Thursday, December 17, 2009

25 Days of Christmas - #9: Banjo-Kazooie

During the heyday of the N64, there were two companies constantly releasing games that revolutionized the industry and put other developers to shame. The first, understandably, was parent company Nintendo. The second, however, was Rare, developer of titles such as Diddy Kong Racing, Perfect Dark, and - one of the more controversial games of the time – Conker’s Bad Fur Day. Rare is a company that has managed to release a successful game in almost every genre. Perhaps their most critically acclaimed title, however, was adventure/platformer Banjo-Kazooie.

Banjo-Kazooie put players in control of two unlikely heroes who must stop the evil witch Gruntilda, who has kidnapped Banjo’s sister Tooty. The story sets up to be rather basic, but the characters take this in a comedic light and poke fun at the game and themselves constantly. Nearly every remark Kazooie makes is sarcastic, and she is constantly countered by her more serious partner Banjo. The personalities of these two characters play off each other brilliantly. Gruntilda constantly speaks in rhyme, each statement more cheesy than the next. But the best aspect of the game is that the story is satirical, and the characters aren’t meant to be taken completely serious.

The gameplay is fluid and rather creative. Moving around the world as the pair is as simple as pushing the control stick in any direction. The camera angle changes appropriately for specific situations, but is never an annoyance. Each level has multiple tasks to complete, including collecting music notes, jiggy pieces, and boss fights.

Occasionally Banjo and Kazooie will find themselves at an impasse due to terrain or enemies and require assistance from the shaman Mumbo Jumbo. He will ask the two to complete a task for him within the confines of that particular level. Upon completion of said task, Mumbo will use his magic to aid Banjo and Kazooie in their quest, often temporarily transforming them into another animal such as a termite or a walrus.

In a similar role as Mumbo is Bottles the mole. Bottles is encountered several times during the game and will teach Banjo and Kazooie a new move each time. Despite the help from Bottles, Kazooie seems only interested in making fun of him, calling him names like “goggle boy”, “squinty”, and “root muncher”.

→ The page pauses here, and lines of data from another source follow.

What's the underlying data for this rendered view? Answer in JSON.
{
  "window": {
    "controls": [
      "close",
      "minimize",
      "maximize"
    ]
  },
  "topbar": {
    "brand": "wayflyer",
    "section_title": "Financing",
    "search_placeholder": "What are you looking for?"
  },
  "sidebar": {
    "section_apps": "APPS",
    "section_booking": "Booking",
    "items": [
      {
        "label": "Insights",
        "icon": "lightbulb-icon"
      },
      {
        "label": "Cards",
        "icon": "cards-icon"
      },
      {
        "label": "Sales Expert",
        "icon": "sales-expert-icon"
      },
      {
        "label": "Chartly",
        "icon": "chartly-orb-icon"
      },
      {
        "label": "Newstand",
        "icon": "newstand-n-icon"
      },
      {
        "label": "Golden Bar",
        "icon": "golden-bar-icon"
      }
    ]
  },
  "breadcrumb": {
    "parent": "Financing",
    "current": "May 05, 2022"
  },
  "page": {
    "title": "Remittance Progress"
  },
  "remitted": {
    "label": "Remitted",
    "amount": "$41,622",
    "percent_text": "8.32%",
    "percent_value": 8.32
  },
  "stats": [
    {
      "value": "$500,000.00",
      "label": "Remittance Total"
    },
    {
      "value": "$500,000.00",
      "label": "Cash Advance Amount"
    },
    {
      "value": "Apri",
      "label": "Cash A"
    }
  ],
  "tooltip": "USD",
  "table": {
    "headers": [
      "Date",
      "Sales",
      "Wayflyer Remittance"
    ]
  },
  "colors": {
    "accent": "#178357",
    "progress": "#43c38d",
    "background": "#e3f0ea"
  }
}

The game is a decent length for the time of its release. There are a few areas that can be frustrating and seem more complex than necessary, but these are few and far between. Each level is designed differently and things don’t feel repetitive. Each level also increases in difficulty at a fairly consistent rate, so players can get their feet wet before plunging into the really challenging parts. The art style is cartoony, but fits the game’s mood perfectly. The game flows incredibly smoothly and load times are nonexistent. Although sequel Banjo-Tooie was more commercially successful than the first game, Banjo-Kazooie is the foundation upon which many platform games from various developers would build in later years. Banjo-Kazooie is easily my favorite game from Rare, as well as one of my favorite N64 titles.